La maladie parvient à Quimper le 13 mai 1832 par le maître de manœuvre
Catel de la corvette Eglé de la Royale dont le convoi sanitaire, soit
un brancard, traverse le marché bondé de la ville. Une fois autopsié le
corps du malade, on jette son sang aux canards. 374 habitants de Quimper
sont touchés par la maladie qui semble disparaître en 1833. En réalité
cette vague épidémique s'étend dans le Sud de l'Europe et surtout la Provence
en France, de sorte que cette vague n'est pas éteinte et ressurgit à Brest
à la fin juillet 1834 (des morts jusqu'au 3 novembre). Camaret, à cause
de ses échanges portuaires avec Brest, est contaminé fin septembre ce
qui cause 107 ou 120 morts selon les sources durant les trente jours de
l'épidémie. Le premier mort à Crozon survient le 7 octobre. L'épidémie
fait 356 morts dans la commune et s'achève fin novembre.
• La troisième vague épidémique 1849-1850 – 1er cas à Brest le 5 septembre
1849 :
5 morts à Roscanvel; 1er mort entre le 10 et le 16 octobre.
32 morts à Crozon; 1er décès le 10 octobre.
3 morts à Camaret; 1er mort entre le 10 et le 16 octobre.
3 morts à Landévennec; 1er mort entre le 16 et le 22 novembre.
• La quatrième vague épidémique 1854-1855 – 1er cas à Morlaix le 4 juillet
(dernier le 22 octobre) :
23 morts à Camaret; 1er cas 14 octobre, dernier cas le 28 novembre. Camaret
contamine Brest le 18 novembre.
• La cinquième vague 1865-1866
3 morts à Crozon; 1er cas le 28 janvier, dernier cas le 17 février.
22 morts à Lanvéoc; 1er cas 26 janvier, dernier cas le 14 février. Lanvéoc
contamine le Faou.
• La sixième vague 1885-1886 n'a fait aucune victime en presqu'île de
Crozon. Le choléra est plutôt dans le Finistère Sud.
• La septième vague 1893 plusieurs cas dont Camaret mais pas
de données précises.
• En 1872 - une épidémie de typhus repart d'un quartier-maître,
débarqué à Rochefort en santé, il rejoint sa famille à Rouisan et propage
ensuite la maladie dans le Finistère avec 20% de mortalité. Cela semble
être la fin du règne du typhus dans le Finistère.
Puis vient une variole incessante en presqu'île... La tuberculose n'est
jamais loin. Deux maladies plus mortifères que le choléra.
• En 1918 - La grippe espagnole entre dans
les camps d'internement : les forts transformés en prison de la presqu'île
- Crozon,
Lanvéoc,
l'île Longue. Une grippe ayant pour origine la Chine (Canton) et une continuité
aux Etats-Unis avant de venir en Espagne puis dans toute l'Europe. 408000
morts en France.
• En 1936-1937 - Nouvelle "grippe espagnole",
elle touche des réfugiés Espagnols recueillis à la caserne
Sourdis de Roscanvel.

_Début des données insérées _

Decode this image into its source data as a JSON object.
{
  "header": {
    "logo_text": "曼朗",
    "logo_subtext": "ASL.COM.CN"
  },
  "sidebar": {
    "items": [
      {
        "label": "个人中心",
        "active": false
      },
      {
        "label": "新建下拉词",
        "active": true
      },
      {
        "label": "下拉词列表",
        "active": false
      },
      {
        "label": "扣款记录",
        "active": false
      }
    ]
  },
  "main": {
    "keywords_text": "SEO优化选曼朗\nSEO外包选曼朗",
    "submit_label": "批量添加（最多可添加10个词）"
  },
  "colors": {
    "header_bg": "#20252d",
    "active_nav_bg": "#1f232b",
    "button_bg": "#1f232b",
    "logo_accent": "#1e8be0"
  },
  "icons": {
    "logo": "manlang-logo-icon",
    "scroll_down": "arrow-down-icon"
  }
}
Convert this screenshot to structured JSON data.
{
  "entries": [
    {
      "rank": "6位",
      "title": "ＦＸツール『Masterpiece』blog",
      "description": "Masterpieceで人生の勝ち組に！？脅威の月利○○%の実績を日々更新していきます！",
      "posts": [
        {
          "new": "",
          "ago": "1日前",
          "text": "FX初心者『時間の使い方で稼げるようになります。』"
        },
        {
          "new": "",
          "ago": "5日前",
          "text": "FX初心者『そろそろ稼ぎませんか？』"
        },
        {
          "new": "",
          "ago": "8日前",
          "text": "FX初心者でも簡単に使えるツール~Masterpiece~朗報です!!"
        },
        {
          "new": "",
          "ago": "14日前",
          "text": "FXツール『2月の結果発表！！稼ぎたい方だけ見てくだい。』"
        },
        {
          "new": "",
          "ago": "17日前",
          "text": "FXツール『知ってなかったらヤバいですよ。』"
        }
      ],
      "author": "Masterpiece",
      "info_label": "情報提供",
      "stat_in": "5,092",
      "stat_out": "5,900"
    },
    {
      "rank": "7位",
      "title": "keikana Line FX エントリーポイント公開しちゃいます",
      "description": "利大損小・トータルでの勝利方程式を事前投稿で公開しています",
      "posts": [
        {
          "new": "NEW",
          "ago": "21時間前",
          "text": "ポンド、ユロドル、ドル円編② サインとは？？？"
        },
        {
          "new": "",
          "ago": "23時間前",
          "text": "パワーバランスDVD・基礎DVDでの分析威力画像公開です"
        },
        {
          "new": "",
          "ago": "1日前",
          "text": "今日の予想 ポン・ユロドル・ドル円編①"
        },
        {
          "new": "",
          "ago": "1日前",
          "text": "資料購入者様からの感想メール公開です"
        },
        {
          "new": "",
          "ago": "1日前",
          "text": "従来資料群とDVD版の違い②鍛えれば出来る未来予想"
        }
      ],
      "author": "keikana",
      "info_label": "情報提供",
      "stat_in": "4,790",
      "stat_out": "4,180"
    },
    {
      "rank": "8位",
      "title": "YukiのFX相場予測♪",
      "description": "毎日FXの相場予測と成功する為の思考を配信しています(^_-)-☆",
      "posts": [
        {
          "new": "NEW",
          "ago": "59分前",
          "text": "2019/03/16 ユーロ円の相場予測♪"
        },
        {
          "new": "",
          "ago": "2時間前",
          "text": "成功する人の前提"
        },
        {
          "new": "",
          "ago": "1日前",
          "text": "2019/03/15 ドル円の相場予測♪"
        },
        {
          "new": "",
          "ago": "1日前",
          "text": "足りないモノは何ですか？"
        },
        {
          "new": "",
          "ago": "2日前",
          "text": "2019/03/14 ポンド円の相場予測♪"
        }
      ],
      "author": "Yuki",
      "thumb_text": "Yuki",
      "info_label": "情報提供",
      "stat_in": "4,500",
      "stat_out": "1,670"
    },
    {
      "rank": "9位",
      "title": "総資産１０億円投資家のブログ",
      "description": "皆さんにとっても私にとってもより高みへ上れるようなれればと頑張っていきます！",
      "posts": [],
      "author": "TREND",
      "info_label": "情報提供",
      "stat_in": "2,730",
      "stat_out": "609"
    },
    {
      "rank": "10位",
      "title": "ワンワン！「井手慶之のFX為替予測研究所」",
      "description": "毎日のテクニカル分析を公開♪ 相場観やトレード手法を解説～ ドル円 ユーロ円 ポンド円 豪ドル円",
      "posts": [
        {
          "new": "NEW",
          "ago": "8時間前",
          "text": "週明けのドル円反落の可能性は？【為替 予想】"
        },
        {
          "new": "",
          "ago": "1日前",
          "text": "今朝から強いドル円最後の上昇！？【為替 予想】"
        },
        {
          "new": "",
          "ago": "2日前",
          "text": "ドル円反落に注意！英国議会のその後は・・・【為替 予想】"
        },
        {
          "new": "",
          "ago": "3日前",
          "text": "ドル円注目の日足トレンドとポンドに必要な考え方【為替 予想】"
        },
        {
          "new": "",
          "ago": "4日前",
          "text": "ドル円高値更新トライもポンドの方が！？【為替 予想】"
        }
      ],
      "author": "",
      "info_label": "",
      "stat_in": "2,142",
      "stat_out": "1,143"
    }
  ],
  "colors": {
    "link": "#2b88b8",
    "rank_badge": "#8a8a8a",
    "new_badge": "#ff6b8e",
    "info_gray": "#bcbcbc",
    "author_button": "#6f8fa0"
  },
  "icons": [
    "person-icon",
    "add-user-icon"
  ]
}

Virus Influenza A... La grippe est connue depuis
l'antiquité comme la maladie hivernale incontournable. Elle fut parfois
confondue avec la peste, quoiqu'il en soit les épidémies de grippe font
des victimes fréquemment non répertoriées : on meurt du froid, l'explication
est suffisante.
Lentement, trop lentement, insuffisamment, une politique hygiéniste émanant
des autorités militaires a enrayé très progressivement la diffusion des
différentes épidémies. Le lavage des corps et des vêtements, les quarantaines,
la non accumulation des personnes dans des lieux confinés... Ce qui se
traduit en 2020 par un nouveau langage : se laver les mains, ne pas se
serrer la main, s'embrasser, éternuer dans son coude, utiliser des mouchoirs
jetables, pratiquer la distanciation sociale, vivre le confinement avec
encore des autorités médicales au bord la saturation par le manque de
prévention, le manque de moyens adaptés.
L'inadaptation du système de santé est chronique, les manquements subsistent,
ce qui a changé au fur et à mesure des siècles c'est la peur de la maladie
- plus qu'une peur, les presqu'îliens vivaient dans la terreur du jugement
dernier, aujourd'hui on ne craint ni la maladie, ni Dieu et quand une
épidémie reparaît aujourd'hui elle surprend une population qui a oublié
que les épidémies ne nous ont jamais quittés.